Quel est ton meilleur souvenir de la dernière tournée ?

Quand nous avons enregistré un titre avec Edwyn Collins dans son studio à Londres. Passer quelques jours avec lui, juste être avec ce mec adorable qui adore la musique. Il aurait plein de raisons d’être en colère contre le monde, mais il reste adorable. Il est très humaniste.

Et qu’est que tu écoutes en ce moment ?

J’adore ce groupe chez Captured Tracks Records, Craft Spells. On dirait qu’ils ne savent pas vraiment ce qu’ils font (rires), comme New Order à ses débuts. J’écoute aussi beaucoup Scott Walker en ce moment.

Parlons mode, tu penses que la mode est indissociable de la pop music ?

Absolument. J’adore la mode ; quand nous avons commencé ce groupe, nous voulions avoir ce look très spécifique, maintenant, on est plus relax avec ça. J’adore l’esprit de gang dans un groupe de rock, c’est ce que nous avions essayé de faire, avoir la même coupe de cheveux, les mêmes chaussures… Pourquoi les groupes ne font plus ça maintenant ? Si tu fais de la pop, autant le faire à fond ! Notre son n’est plus si spécifique d’une période non plus. En mode comme en musique, c’est important de savoir manier les références de différentes périodes pour les combiner.

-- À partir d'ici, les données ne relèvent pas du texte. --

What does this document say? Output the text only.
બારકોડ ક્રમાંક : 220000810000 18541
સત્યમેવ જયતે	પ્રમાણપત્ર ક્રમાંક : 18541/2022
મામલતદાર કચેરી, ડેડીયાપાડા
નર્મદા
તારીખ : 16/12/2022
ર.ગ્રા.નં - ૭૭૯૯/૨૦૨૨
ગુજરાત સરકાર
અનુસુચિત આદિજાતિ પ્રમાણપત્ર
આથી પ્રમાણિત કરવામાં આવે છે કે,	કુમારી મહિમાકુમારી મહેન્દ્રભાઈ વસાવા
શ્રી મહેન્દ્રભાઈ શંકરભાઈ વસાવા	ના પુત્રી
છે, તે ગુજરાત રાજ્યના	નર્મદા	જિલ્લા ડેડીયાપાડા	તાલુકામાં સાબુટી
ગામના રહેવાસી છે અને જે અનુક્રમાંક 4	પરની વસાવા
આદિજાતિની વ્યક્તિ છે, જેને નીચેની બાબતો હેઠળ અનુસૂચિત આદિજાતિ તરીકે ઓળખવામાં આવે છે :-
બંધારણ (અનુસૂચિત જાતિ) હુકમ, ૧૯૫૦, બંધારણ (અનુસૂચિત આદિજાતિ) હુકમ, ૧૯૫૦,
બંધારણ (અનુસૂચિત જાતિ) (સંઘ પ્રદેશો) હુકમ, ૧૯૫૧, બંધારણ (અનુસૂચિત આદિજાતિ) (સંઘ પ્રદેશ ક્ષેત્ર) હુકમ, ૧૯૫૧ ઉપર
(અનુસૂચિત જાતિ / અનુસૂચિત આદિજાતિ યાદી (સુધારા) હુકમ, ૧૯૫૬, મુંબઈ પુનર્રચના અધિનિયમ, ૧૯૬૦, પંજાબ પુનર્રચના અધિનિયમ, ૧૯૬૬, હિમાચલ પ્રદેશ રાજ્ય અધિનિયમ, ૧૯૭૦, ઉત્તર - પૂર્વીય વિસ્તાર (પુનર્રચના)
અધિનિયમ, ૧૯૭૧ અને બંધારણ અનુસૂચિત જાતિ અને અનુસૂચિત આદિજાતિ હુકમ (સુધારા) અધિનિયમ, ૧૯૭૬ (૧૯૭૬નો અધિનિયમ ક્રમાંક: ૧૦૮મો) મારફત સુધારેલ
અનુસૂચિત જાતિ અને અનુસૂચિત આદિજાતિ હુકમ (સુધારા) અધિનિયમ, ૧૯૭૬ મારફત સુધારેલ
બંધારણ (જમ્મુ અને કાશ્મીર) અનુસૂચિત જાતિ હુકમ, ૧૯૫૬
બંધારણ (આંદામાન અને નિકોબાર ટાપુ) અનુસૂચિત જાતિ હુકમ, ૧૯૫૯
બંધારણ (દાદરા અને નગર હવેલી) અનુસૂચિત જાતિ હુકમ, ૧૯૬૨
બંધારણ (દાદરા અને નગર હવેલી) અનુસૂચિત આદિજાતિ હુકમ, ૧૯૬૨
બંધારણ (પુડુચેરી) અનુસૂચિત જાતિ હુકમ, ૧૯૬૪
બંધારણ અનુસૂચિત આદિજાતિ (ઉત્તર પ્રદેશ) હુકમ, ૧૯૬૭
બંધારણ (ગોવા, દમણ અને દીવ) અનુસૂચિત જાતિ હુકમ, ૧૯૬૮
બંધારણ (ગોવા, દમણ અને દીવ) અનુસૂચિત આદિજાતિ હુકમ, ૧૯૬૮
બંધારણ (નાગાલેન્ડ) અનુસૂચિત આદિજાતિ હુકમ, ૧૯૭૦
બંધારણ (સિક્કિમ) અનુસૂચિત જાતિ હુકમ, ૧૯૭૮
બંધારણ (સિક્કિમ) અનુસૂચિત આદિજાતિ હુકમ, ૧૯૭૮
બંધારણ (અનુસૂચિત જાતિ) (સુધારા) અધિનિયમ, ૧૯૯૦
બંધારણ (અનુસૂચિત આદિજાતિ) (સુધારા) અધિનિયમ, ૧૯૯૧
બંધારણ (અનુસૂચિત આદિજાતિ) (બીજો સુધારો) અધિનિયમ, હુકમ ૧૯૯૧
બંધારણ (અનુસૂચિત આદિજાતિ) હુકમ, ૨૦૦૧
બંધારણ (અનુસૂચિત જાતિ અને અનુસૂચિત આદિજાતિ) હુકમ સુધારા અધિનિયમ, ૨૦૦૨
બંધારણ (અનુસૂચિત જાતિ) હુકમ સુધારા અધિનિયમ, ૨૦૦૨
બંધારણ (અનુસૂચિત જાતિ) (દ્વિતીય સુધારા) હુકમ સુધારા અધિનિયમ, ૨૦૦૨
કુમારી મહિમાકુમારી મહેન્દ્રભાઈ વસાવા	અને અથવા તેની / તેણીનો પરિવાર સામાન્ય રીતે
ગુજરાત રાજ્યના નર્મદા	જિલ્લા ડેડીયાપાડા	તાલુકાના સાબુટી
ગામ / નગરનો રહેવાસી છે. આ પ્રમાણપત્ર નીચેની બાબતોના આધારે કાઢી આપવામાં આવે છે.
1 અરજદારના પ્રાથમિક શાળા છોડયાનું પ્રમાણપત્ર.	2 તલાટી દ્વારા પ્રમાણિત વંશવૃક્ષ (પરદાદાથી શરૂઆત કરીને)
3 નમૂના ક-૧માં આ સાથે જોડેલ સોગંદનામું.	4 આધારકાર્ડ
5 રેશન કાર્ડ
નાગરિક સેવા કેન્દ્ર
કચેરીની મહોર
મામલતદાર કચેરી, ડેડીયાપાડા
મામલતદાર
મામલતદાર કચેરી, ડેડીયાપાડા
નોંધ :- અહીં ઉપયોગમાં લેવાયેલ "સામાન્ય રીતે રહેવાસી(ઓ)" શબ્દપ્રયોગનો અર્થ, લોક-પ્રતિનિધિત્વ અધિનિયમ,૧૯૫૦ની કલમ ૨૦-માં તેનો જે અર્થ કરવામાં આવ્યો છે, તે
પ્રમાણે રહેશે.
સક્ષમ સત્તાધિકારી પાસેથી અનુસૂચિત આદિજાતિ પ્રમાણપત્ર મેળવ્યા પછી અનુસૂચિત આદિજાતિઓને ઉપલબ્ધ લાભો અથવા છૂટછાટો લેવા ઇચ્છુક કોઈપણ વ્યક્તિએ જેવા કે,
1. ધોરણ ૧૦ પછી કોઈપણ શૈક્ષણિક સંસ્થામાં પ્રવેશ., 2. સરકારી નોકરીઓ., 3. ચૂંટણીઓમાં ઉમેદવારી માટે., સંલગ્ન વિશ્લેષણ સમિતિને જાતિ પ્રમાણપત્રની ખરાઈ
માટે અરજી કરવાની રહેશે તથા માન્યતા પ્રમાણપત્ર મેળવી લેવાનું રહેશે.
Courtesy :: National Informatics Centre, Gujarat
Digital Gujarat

Tu as des créateurs préférés ?

J’adore Vivienne Westwood. Et l’idée du punk au féminin.

Qui est la pop star la plus élégante selon toi ?

Mon guitariste (rires). La pire ? Pink ! Comment elle fait pour être comme ça ? Dix ans de n’importe quoi ! Du parfait mauvais goût ! Il n’y a rien, c’en est affligeant, c’est tellement étrange que personne ne lui ait jamais rien dit (rires).